The Promotores grew, going from the original three women, to six members, to eighteen members, and so on. They worked in the community, as volunteers for different community organizations, such as health fairs, health screenings, and one-on-one peer education. Domestic violence, sexual abuse, drugs and alcohol, sex education for teens, mental health support, smoking cessation, nutrition, HepC, breast exams and mammograms, and even prenatal education were only a few of the issues the Promotores could address. As the Promotores grew in number, they grew in skill, with each Promotor finding their preferred area of expertise. These three ladies who started the Promotores de Salud program eventually moved on from the clinic, but the program continued.
Josefa, now the Lead Promotora, was working at the Santa Barbara County Education Office when she met with her supervisor, Georgene. Georgene has a background as a nurse and recognized the value of these volunteers and liked what they were doing for the community. She joined in, and soon there was an opportunity to receive a small grant from Nutrition Health Net. The Promotores applied and received a grant of about $1,500. They money received helped to further train their members, and provide a small stipend to those that participated in a variety of events.

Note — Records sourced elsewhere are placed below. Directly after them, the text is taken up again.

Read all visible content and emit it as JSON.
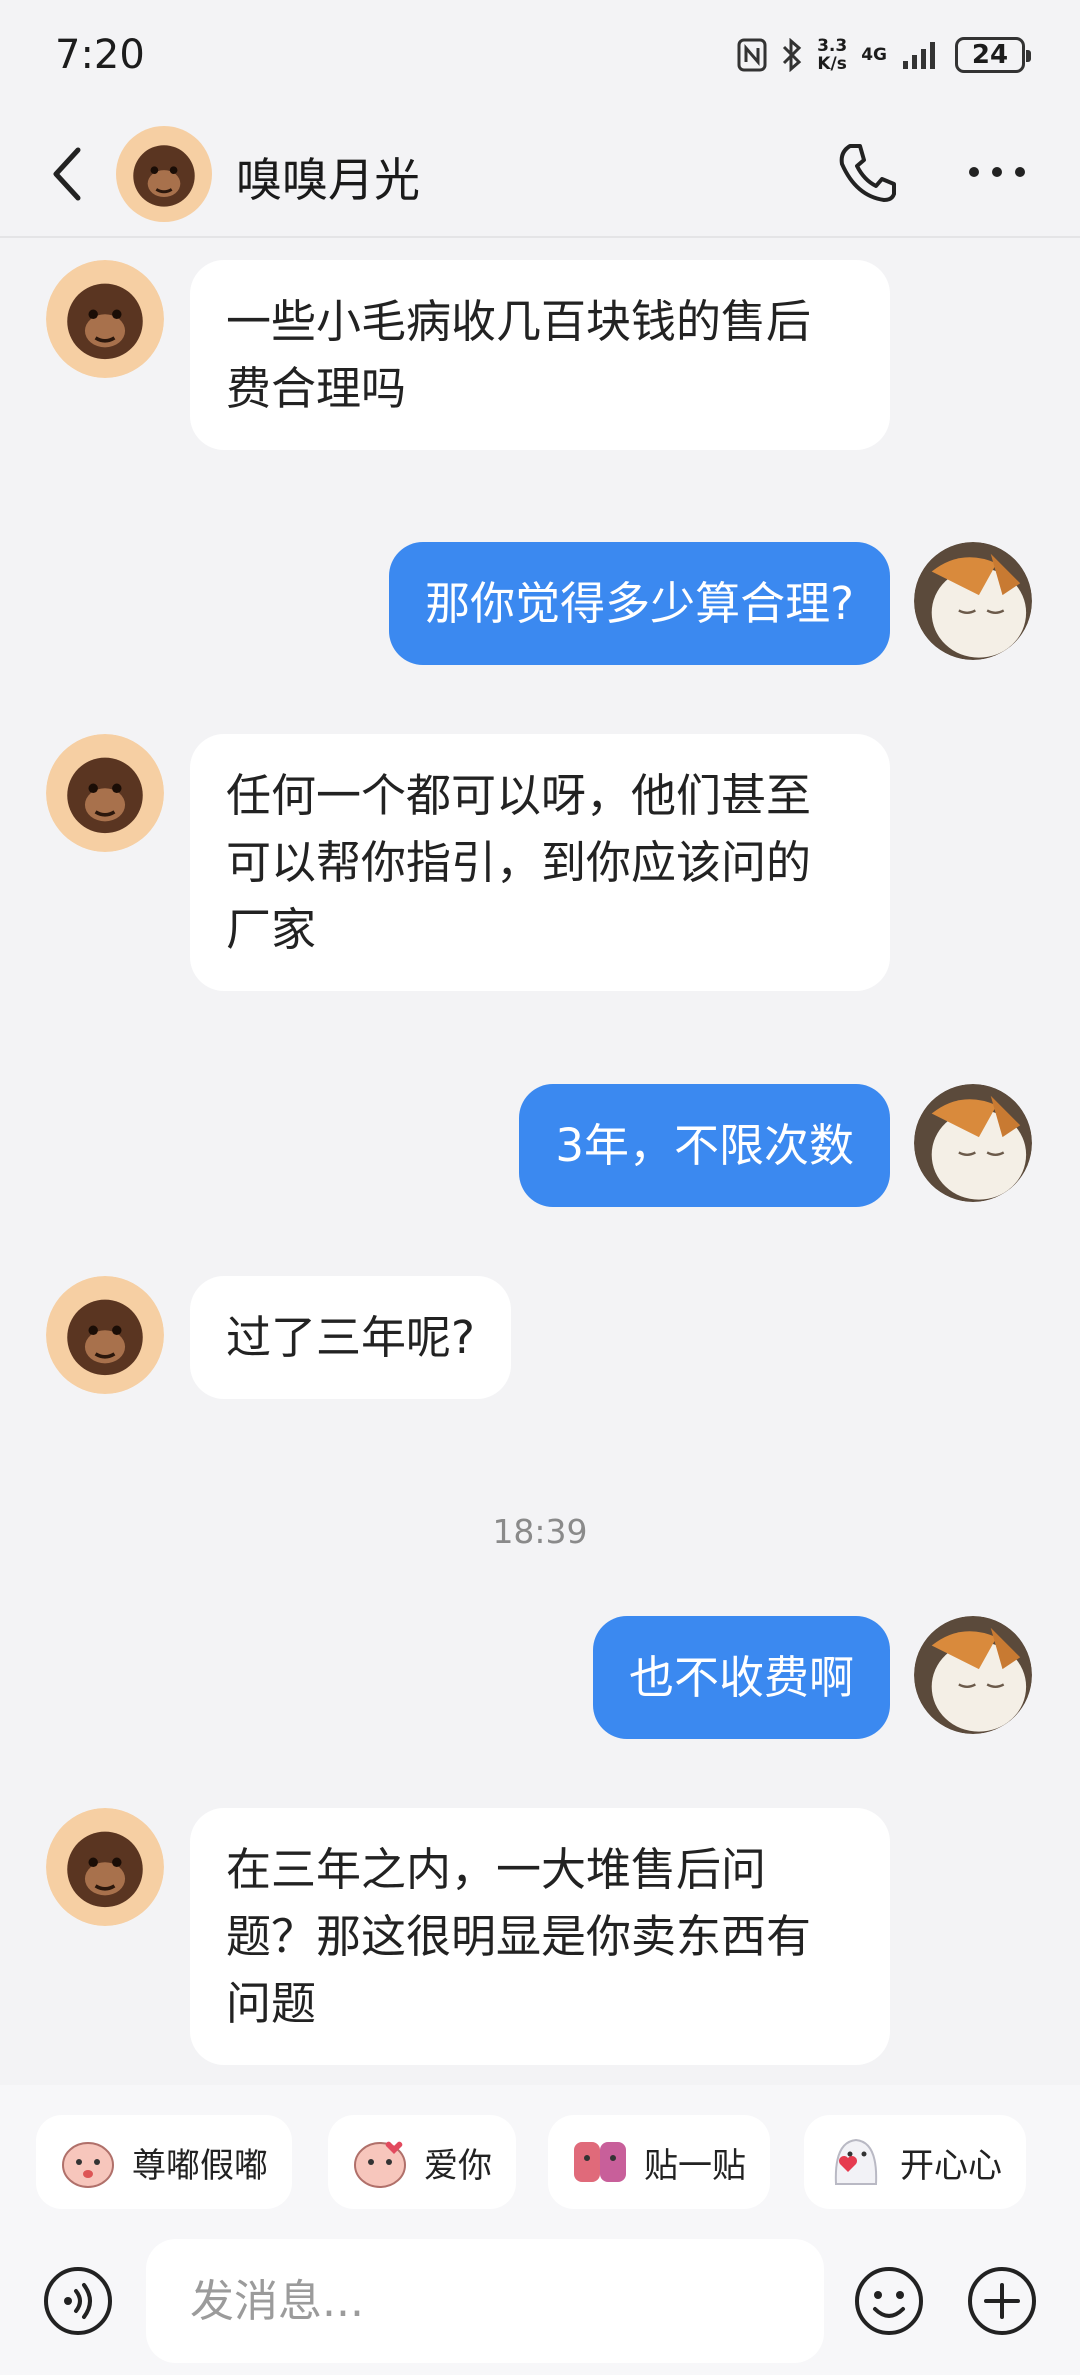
{
  "status_bar": {
    "time": "7:20",
    "net_speed_top": "3.3",
    "net_speed_bottom": "K/s",
    "network": "4G",
    "battery": "24"
  },
  "header": {
    "title": "嗅嗅月光",
    "back_icon": "chevron-left-icon",
    "call_icon": "phone-icon",
    "more_icon": "more-dots-icon"
  },
  "messages": [
    {
      "side": "in",
      "text": "一些小毛病收几百块钱的售后费合理吗"
    },
    {
      "side": "out",
      "text": "那你觉得多少算合理?"
    },
    {
      "side": "in",
      "text": "任何一个都可以呀，他们甚至可以帮你指引，到你应该问的厂家"
    },
    {
      "side": "out",
      "text": "3年，不限次数"
    },
    {
      "side": "in",
      "text": "过了三年呢?"
    },
    {
      "side": "out",
      "text": "也不收费啊"
    },
    {
      "side": "in",
      "text": "在三年之内，一大堆售后问题？那这很明显是你卖东西有问题"
    }
  ],
  "timestamp": "18:39",
  "quick_stickers": [
    {
      "label": "尊嘟假嘟"
    },
    {
      "label": "爱你"
    },
    {
      "label": "贴一贴"
    },
    {
      "label": "开心心"
    }
  ],
  "input": {
    "placeholder": "发消息..."
  },
  "colors": {
    "outgoing_bubble": "#3b89f0",
    "incoming_bubble": "#ffffff",
    "background": "#f3f3f5"
  }
}
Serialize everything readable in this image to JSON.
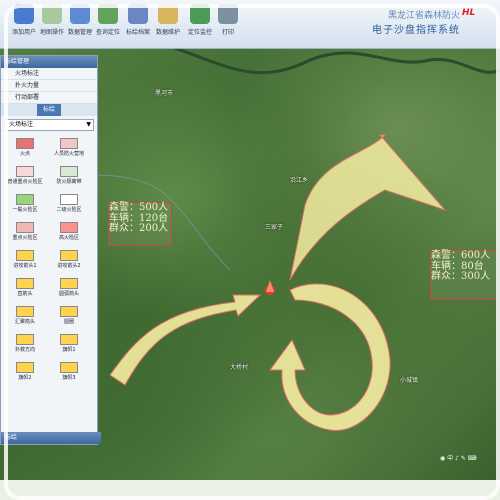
{
  "toolbar": {
    "items": [
      {
        "label": "添加用户",
        "icon": "user-add-icon"
      },
      {
        "label": "地图操作",
        "icon": "map-icon"
      },
      {
        "label": "数据管理",
        "icon": "database-icon"
      },
      {
        "label": "查询定位",
        "icon": "locate-icon"
      },
      {
        "label": "标绘档案",
        "icon": "archive-icon"
      },
      {
        "label": "数据维护",
        "icon": "maintenance-icon"
      },
      {
        "label": "定位监控",
        "icon": "monitor-icon"
      },
      {
        "label": "打印",
        "icon": "print-icon"
      }
    ]
  },
  "header": {
    "title_line1": "黑龙江省森林防火",
    "title_line2": "电子沙盘指挥系统",
    "logo_text": "HL"
  },
  "panel": {
    "title": "标绘管理",
    "tree": [
      "火场标注",
      "扑火力量",
      "行动部署"
    ],
    "tab": "标绘",
    "dropdown_value": "火场标注",
    "symbols": [
      {
        "label": "火点",
        "color": "#e57373"
      },
      {
        "label": "人员防火营地",
        "color": "#f3c6c6"
      },
      {
        "label": "普通重点火险区",
        "color": "#f8d8d8"
      },
      {
        "label": "防火隔离带",
        "color": "#d7e9d2"
      },
      {
        "label": "一般火险区",
        "color": "#9bd37a"
      },
      {
        "label": "二级火险区",
        "color": "#ffffff"
      },
      {
        "label": "重点火险区",
        "color": "#f2b6b6"
      },
      {
        "label": "高火险区",
        "color": "#ff9090"
      },
      {
        "label": "进攻箭头1",
        "color": "#ffd34d"
      },
      {
        "label": "进攻箭头2",
        "color": "#ffd34d"
      },
      {
        "label": "直箭头",
        "color": "#ffd34d"
      },
      {
        "label": "圆弧箭头",
        "color": "#ffd34d"
      },
      {
        "label": "汇聚箭头",
        "color": "#ffd34d"
      },
      {
        "label": "圆圈",
        "color": "#ffd34d"
      },
      {
        "label": "扑救方向",
        "color": "#ffd34d"
      },
      {
        "label": "旗帜1",
        "color": "#ffd34d"
      },
      {
        "label": "旗帜2",
        "color": "#ffd34d"
      },
      {
        "label": "旗帜3",
        "color": "#ffd34d"
      }
    ],
    "bottom_label": "标绘"
  },
  "callouts": [
    {
      "lines": [
        "森警：500人",
        "车辆：120台",
        "群众：200人"
      ]
    },
    {
      "lines": [
        "森警：600人",
        "车辆：80台",
        "群众：300人"
      ]
    }
  ],
  "places": [
    "黑河市",
    "火灾点",
    "三家子",
    "沿江乡",
    "小城镇",
    "大桥村"
  ],
  "statusbar": {
    "text": "◉ 中 ♪ ✎ ⌨"
  },
  "colors": {
    "arrow_fill": "#fff4a8",
    "arrow_stroke": "#ff6b6b",
    "fire": "#e53935"
  }
}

Realizing just how much this small amount of money had helped them, the Promotores spoke to many different agencies and asked for support to help the Promotores be able to grow and offer help to even more people in the community. Some of the agencies offered a little bit of money and support, in exchange for having Promotores help with a project or event that their agency was working on.
The Promotores became countywide in 2010. Their dream had been met. Promotores are now in every inch of this county. They speak Spanish, English, and some even speak Mixteco and Nahuatl. By being a Promotor/a, you can learn a lot about different cultures and about respect for both yourself and others. Promotores sacrifice for each other, as well as for the community. They educate the community, not just by speaking, but with hands-on teaching and learning. The Promotores have brought many positive and powerful changes to our community, and they are proud to play such a significant part in helping and continuing to make the difference in our community.